My husband is a fit man: he hits the treadmill four or five times a week, runs 5ks and 10ks races regularly, and avoid sodas, fried foods, and other junk.  He can afford to pluck a donut out of that white rectangle holding delicious rows of glazed sweetness.  However, today he chose not to spend the 15 seconds it would take to chew on a donut and held a micro-celebration for it!

One of the readings during last week's morning prayer was from Matthew 6:22-24.

Having the donut would have been fine.  Like I said, he's fit and would have burned it off later this afternoon.  But there was another reason he refused himself the treat:

"It's almost like sin. You make the choice not to indulge in the pleasure for a minute and emerge on the other side knowing the benefits of making the good choice," he told me after the micro-celebration.

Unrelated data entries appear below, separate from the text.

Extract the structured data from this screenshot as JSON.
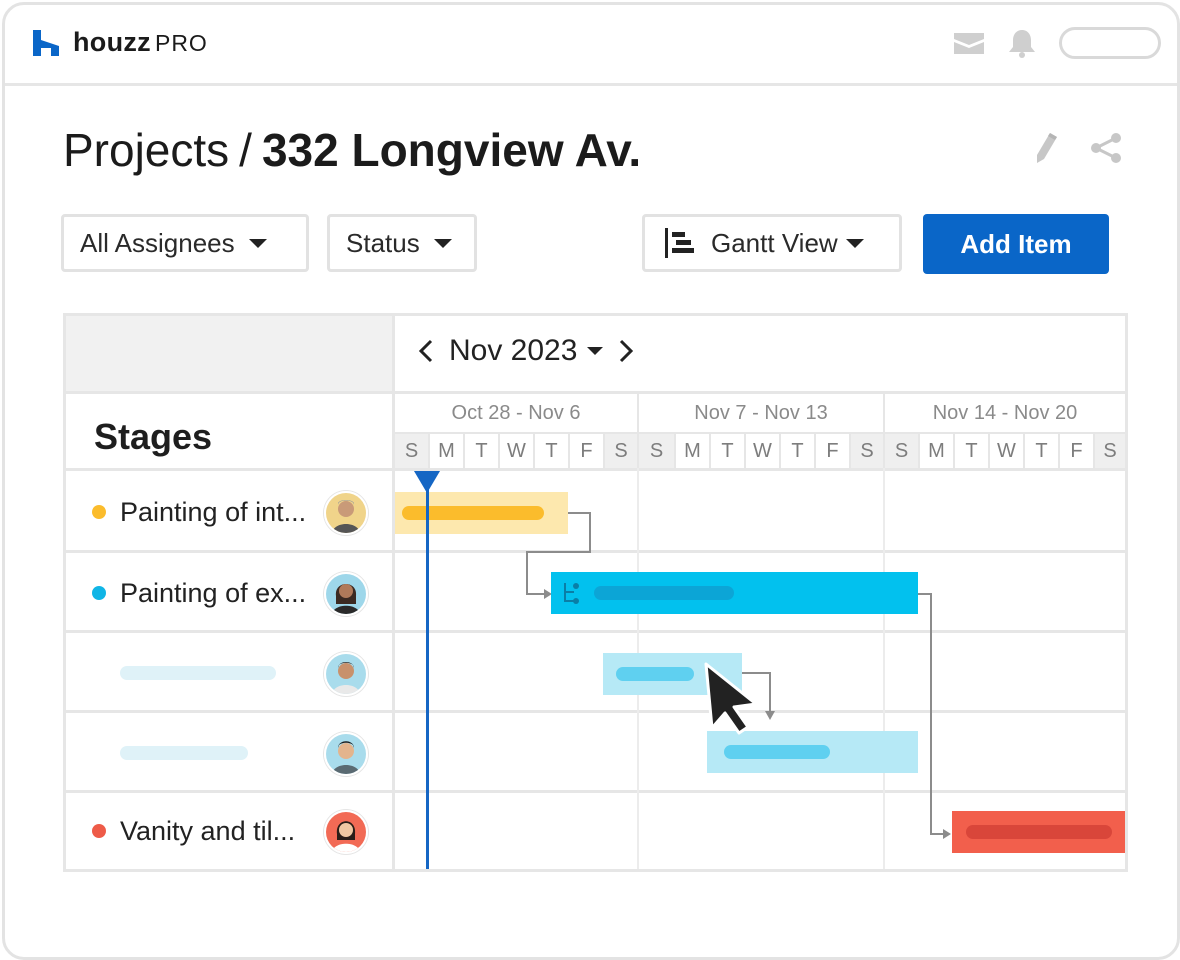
{
  "brand": {
    "name": "houzz",
    "suffix": "PRO",
    "color": "#0a66c8"
  },
  "header": {
    "icons": [
      "mail-icon",
      "bell-icon"
    ]
  },
  "page": {
    "breadcrumb_root": "Projects",
    "separator": "/",
    "project_name": "332 Longview Av."
  },
  "toolbar": {
    "assignees_label": "All Assignees",
    "status_label": "Status",
    "view_label": "Gantt View",
    "add_label": "Add Item"
  },
  "timeline": {
    "month_label": "Nov 2023",
    "weeks": [
      "Oct 28 - Nov 6",
      "Nov 7 - Nov 13",
      "Nov 14 - Nov 20"
    ],
    "days": [
      "S",
      "M",
      "T",
      "W",
      "T",
      "F",
      "S",
      "S",
      "M",
      "T",
      "W",
      "T",
      "F",
      "S",
      "S",
      "M",
      "T",
      "W",
      "T",
      "F",
      "S"
    ]
  },
  "stages_title": "Stages",
  "rows": [
    {
      "name": "Painting of int...",
      "dot_color": "#fbbc2c",
      "placeholder": false
    },
    {
      "name": "Painting of ex...",
      "dot_color": "#10b5e6",
      "placeholder": false
    },
    {
      "name": "",
      "dot_color": "",
      "placeholder": true
    },
    {
      "name": "",
      "dot_color": "",
      "placeholder": true
    },
    {
      "name": "Vanity and til...",
      "dot_color": "#ee5b48",
      "placeholder": false
    }
  ],
  "colors": {
    "yellow_light": "#fde8ae",
    "yellow": "#fbbc2c",
    "cyan": "#02c1ee",
    "cyan_dark": "#0ca5d6",
    "cyan_light": "#b6e9f6",
    "cyan_mid": "#5fd0f0",
    "red": "#f25f4c",
    "red_dark": "#d9463a",
    "today": "#1566c4"
  }
}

It's a bit dramatic to call a donut "mammon," but it's a microcosm of a larger addiction to quick fixes and right-now pleasures.  What are we spending our days thinking about?  By not grabbing the allegorical donut and purposefully deciding to choose what is spiritually better for us, be that taking a walk with someone we love, cracking open the scriptures, driving to sit with Christ in the adoration chapel, tasting blood when you really want to twist the knife in the ribs of that person who is WRONG AND NEEDS TO HEAR IT from you, or deciding to get off your rump to serve your spouse/sister/brother/mother/father/enemy.
Image from artur84 /

Money is always neutral. Food is always neutral. Power is neutral. It's our attitude toward it that can be sinful. Worshiping money, over-indulging in food (or worshiping abstinence of food), desiring more than we need is what makes it an unrighteous place to put our attention.  

Consider keeping your hands occupied with something else when the top comes off "the donut box" and recognize that you A) aren't in an all-day state of lethargy afterward and B) can thank yourself for purposefully choosing what is right for you at that time.